Je lis le blog Letters of Note qui reprend des lettres d'écrivains ou de personnes célèbres. (Il faudrait les traduire. Parfois je me dis que je devrais juste consacrer mon temps à traduire ce que j'aime pour le mettre à disposition du web français. J'adorerais cela.)

Hier j'ai trouvé ainsi une lettre de Kurt Vonnegut.
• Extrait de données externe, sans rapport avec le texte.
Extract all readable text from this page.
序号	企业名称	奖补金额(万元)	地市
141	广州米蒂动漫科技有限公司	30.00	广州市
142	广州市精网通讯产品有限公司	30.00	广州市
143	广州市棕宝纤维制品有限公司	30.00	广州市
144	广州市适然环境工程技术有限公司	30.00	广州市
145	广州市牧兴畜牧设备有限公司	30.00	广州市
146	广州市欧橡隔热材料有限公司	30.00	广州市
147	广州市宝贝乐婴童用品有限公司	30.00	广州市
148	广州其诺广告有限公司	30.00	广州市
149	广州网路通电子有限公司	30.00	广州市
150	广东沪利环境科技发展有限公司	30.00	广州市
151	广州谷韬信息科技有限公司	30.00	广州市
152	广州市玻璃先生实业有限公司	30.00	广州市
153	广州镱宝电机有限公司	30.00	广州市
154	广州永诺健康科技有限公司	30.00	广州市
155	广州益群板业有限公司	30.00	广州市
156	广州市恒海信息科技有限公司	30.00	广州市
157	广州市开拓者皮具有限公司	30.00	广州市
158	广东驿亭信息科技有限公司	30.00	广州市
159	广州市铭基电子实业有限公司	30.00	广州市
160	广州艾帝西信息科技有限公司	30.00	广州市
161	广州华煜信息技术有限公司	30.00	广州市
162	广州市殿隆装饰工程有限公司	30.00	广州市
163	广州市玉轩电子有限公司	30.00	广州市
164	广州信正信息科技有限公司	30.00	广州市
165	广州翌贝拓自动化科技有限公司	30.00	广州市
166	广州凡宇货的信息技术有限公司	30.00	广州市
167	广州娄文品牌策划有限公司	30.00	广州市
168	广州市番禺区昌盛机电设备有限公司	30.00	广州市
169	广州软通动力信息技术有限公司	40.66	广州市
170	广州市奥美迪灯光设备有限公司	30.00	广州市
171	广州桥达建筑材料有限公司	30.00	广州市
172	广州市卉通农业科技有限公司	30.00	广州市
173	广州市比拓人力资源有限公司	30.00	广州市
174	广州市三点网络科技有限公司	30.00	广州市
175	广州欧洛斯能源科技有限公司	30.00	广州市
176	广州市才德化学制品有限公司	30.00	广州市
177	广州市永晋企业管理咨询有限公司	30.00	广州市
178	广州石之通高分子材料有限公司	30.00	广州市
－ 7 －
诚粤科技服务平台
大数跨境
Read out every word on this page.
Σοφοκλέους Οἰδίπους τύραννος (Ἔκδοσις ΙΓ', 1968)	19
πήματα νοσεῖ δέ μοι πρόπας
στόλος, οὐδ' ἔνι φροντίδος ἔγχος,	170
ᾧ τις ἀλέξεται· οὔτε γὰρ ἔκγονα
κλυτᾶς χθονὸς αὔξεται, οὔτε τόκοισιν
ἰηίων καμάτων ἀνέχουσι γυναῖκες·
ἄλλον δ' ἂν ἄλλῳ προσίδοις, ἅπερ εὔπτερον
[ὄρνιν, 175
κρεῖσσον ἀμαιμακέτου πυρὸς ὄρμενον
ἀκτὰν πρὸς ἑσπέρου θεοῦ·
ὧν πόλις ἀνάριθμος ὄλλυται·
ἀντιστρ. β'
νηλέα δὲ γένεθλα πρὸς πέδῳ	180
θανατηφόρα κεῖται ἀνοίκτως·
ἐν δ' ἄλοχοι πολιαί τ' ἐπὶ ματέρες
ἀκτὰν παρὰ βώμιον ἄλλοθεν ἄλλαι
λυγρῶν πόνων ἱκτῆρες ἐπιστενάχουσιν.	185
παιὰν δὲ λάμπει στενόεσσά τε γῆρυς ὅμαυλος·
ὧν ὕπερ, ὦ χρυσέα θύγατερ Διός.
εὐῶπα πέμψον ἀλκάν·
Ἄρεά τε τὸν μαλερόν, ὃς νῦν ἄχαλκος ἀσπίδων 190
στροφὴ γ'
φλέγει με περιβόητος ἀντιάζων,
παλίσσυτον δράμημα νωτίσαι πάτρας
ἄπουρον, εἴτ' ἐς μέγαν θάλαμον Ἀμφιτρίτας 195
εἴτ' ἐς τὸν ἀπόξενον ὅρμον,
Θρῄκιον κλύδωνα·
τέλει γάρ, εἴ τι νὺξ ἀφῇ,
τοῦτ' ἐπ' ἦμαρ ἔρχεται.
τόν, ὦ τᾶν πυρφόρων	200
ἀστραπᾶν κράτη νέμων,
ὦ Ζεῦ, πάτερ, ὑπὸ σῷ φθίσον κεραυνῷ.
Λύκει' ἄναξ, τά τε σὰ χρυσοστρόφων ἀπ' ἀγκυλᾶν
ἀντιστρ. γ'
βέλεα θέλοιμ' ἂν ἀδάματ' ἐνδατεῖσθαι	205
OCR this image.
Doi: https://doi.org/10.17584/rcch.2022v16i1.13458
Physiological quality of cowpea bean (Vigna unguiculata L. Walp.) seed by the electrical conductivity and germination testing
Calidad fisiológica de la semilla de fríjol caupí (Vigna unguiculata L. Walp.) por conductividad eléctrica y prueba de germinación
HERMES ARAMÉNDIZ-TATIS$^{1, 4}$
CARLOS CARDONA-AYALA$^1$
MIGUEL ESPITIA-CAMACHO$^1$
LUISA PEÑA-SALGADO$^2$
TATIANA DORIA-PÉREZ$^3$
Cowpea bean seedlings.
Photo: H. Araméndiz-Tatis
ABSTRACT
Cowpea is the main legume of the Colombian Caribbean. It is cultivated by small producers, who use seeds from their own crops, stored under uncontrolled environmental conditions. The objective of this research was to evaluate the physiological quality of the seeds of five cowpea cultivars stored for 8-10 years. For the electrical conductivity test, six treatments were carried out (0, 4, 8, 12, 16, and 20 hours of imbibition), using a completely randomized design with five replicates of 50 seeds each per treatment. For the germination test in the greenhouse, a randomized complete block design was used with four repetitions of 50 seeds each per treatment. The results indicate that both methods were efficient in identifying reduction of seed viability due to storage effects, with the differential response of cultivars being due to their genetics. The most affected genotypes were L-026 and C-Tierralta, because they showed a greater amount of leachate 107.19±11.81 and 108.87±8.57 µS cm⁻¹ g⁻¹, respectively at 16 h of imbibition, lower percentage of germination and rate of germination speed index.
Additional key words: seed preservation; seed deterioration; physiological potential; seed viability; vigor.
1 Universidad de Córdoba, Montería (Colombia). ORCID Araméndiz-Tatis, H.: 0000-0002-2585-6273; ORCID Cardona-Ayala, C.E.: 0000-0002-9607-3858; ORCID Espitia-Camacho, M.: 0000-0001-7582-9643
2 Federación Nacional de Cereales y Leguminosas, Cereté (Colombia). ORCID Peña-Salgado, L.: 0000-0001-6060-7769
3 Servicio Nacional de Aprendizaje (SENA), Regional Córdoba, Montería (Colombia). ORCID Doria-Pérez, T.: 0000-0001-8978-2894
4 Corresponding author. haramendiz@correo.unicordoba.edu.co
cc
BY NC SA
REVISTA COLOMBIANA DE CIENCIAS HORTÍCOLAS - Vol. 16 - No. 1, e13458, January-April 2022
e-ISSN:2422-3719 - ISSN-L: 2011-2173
C'est la lettre qu'il écrivit à ses parents pour les prévenir qu'il était vivant, qu'il avait été fait prisonnier par les Allemands et emprisonné dans un abattoir souterrain à Dresdes, qu'il avait échappé à la mort en de multiples occasions et que libéré, il ne tarderait pas à rentrer.
Il s'avère que c'est le cœur de ce qui allait devenir Abattoir 5.

D'Abattoir 5, je me souvenais vaguement avoir appris un jour (mais comment? c'était avant internet) qu'il avait été brûlé dans plusieurs villes des Etats-Unis, et comme cela me paraissait parfaitement incroyable et délicieusement sulfureux, avoir emprunté alors Petit Déjeuner des champions —Oui, ce n'est pas le même livre. Je suppose qu'Abattoir 5 n'était pas disponible en bibliothèque; cela doit faire vingt ans, je ne me souviens plus des détails.— Mais je me souviens aussi que je n'ai pas dépassé quelques pages, je n'en sais plus les raisons précises: un livre un peu ennuyeux; j'avais sans doute d'autres choses à faire ou à lire.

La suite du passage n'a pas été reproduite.